California Attorney General Kamala Harris Tuesday issued the final approval needed for Stanford Health Care to proceed with its acquisition of ValleyCare Health System and its medical center in Pleasanton.
Harris' approval ends a near-year-long effort by the governing board of directors of ValleyCare to find a partner as the health system plunged deeper into debt.
While allowing Stanford Health Care to acquire ValleyCare, Harris also ruled that the Pleasanton-based health system must continue providing medical services here for at least five more years, including its 24-hour emergency medical operation and most other services now available.
The current ValleyCare board of directors and CEO Scott Gregerson apparently will remain in place for now with some consolidation, along with "substantially all of the employees employed by VCHS," Harris said in a 21-page letter and "Conditions to Change" packet.
"We are very encouraged by the report," Gregerson said. "The work of the Attorney General was thoughtful and considered and the community will be well served by her decision."
"This decision validates the work of the (ValleyCare) board of directors and honors the will of our corporate membership many of whom supported this hospital for over 50 years."
He said Stanford will now review the terms as proposed.
"ValleyCare is a great hospital and is now poised to be far better than it has ever been," Gregerson added. "I would be remiss if I didn't thank the employees and physicians for their unyielding efforts to serve this community during a challenging time and we are awed by the potential this partnership will bring."
In an unattributed statement, Stanford Health Care also welcomed the attorney general's decision.
"We are delighted that ValleyCare Health System will be joining Stanford Health Care," the statement reads. "We have successfully received the California Attorney General's approval and look forward to finalizing the transaction in the next couple of months."
As part of the merger agreement, Stanford will provide a capital commitment of $50 million during the first three years and will be co-obligated on, or guarantee, VCHS's $85 million revenue bonds in order to resolve the current bond covenant compliance issues.
Although ValleyCare will remain in existence as a nonprofit, public benefit corporation, it will operate as a subsidiary of Stanford. ValleyCare's corporate members, including some still active who paid as little as $50 to help build Valley Memorial Hospital in 1961, will be terminated as Stanford assumes full operating and management control over ValleyCare.
Some corporate members will be offered membership in the ValleyCare Charitable Foundation, which will continue its philanthropic and fundraising efforts for the Pleasanton organization.
Stanford Health Care will take control of the ValleyCare board of directors by creating a new board that will have 11 directors, consisting of three Class A directors who will be chosen by ValleyCare's current board from among its current members, and eight Class B directors. As vacancies occur, the Class A directors will select replacement directors, whose appointment will be subject to approval by Stanford.
Class B directors will be selected by Stanford from a slate of candidates submitted by a nominating committee appointed by Stanford.

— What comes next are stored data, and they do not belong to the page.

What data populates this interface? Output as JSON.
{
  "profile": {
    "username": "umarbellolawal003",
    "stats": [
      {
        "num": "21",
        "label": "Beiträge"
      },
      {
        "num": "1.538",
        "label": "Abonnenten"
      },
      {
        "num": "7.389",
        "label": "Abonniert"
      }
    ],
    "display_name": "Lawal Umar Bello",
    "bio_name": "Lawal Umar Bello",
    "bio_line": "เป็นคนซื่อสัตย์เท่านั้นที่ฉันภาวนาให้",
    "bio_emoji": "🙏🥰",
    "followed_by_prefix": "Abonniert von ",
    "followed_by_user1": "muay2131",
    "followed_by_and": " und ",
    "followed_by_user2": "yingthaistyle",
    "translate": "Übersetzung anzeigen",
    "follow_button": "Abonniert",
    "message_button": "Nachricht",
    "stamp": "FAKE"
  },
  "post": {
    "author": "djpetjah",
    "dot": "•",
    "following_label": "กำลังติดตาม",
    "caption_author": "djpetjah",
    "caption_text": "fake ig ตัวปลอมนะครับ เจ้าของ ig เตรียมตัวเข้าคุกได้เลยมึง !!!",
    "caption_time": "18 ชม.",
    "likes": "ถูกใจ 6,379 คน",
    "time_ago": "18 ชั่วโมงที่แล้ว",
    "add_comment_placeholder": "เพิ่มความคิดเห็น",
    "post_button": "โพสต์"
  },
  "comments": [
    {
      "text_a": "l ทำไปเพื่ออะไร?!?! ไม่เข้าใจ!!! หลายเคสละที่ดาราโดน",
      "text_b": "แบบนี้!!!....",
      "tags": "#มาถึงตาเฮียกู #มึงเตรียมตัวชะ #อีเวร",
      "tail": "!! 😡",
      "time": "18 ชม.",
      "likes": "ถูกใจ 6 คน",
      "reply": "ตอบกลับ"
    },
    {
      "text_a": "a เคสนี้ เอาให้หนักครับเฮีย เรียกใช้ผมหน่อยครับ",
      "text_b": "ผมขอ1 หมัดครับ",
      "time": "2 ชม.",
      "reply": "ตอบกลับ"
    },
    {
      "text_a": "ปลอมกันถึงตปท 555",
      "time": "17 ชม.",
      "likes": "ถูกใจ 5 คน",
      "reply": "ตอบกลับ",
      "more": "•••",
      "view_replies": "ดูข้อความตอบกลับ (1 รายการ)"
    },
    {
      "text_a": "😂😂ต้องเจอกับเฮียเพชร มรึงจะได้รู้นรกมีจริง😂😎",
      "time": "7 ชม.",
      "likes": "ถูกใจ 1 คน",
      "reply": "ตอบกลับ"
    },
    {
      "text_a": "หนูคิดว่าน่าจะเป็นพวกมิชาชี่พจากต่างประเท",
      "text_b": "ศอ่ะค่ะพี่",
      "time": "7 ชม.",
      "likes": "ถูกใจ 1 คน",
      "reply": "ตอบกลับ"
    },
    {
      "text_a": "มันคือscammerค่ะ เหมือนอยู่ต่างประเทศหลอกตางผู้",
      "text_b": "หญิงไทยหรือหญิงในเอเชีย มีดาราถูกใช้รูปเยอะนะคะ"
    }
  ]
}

The agreement also gives the Charitable Foundation an oversight responsibility to protect the community's interests by monitoring Stanford's satisfaction of certain commitments under the Affiliation Agreement for a period of five years. The amended governing documents of the Charitable Foundation will give members the opportunity to elect the Charitable Foundation's board of directors from among nominees approved by the new VCHS Board.
For its part, Stanford will provide fundraising expertise and a charitable contribution of $3 million to the foundation. VCHS will continue to provide meeting space necessary for the foundation to carry on its fundraising functions. The sole purpose of the foundation going forward will be to support VCHS and further the charitable purposes it serves.
The ValleyCare Medical Foundation is a separate nonprofit corporation of which VCHS is the sole member. The foundation contracts with ValleyCare Physician Associates to provide medical services in the foundation's clinics.
The new affiliation with Stanford will not initially affect this structure, with the medical staff remaining a part of ValleyCare. However, over time the ValleyCare Medical Foundation operations may be combined into Stanford's Bay Area physician network.
Stanford leadership also will assist and provide support to ValleyCare and its medical staff in clinical care currently offered at the ValleyCare hospital and medical facilities in Pleasanton and Livermore as well as support the development and operation of a broad geographic network of health care providers and facilities in collaboration with Stanford Health Care and the Stanford University and its School of Medicine.
This effort will further the charitable, scientific and educational purposes of the university as well as develop, sponsor and advance services and programs that address the physical and mental needs of the community at large.
Executives and board members of Stanford and ValleyCare are expected to meet shortly to work out specifics of the combined operations in Pleasanton and ValleyCare's other facilities in Livermore and Dublin.
A name change for ValleyCare also is likely that will keep that name but also add Stanford Health Care.
An analysis of ValleyCare's service area, which is reported in the attorney general's letter of approval documents, shows the percent of the hospital's market share in the mid-40s in Pleasanton and Livermore, on the mid-30s in Dublin, and then mostly in the single digit range for patients from other Tri-Valley cities. The exception is a 19.5% market share in unincorporated Sunol.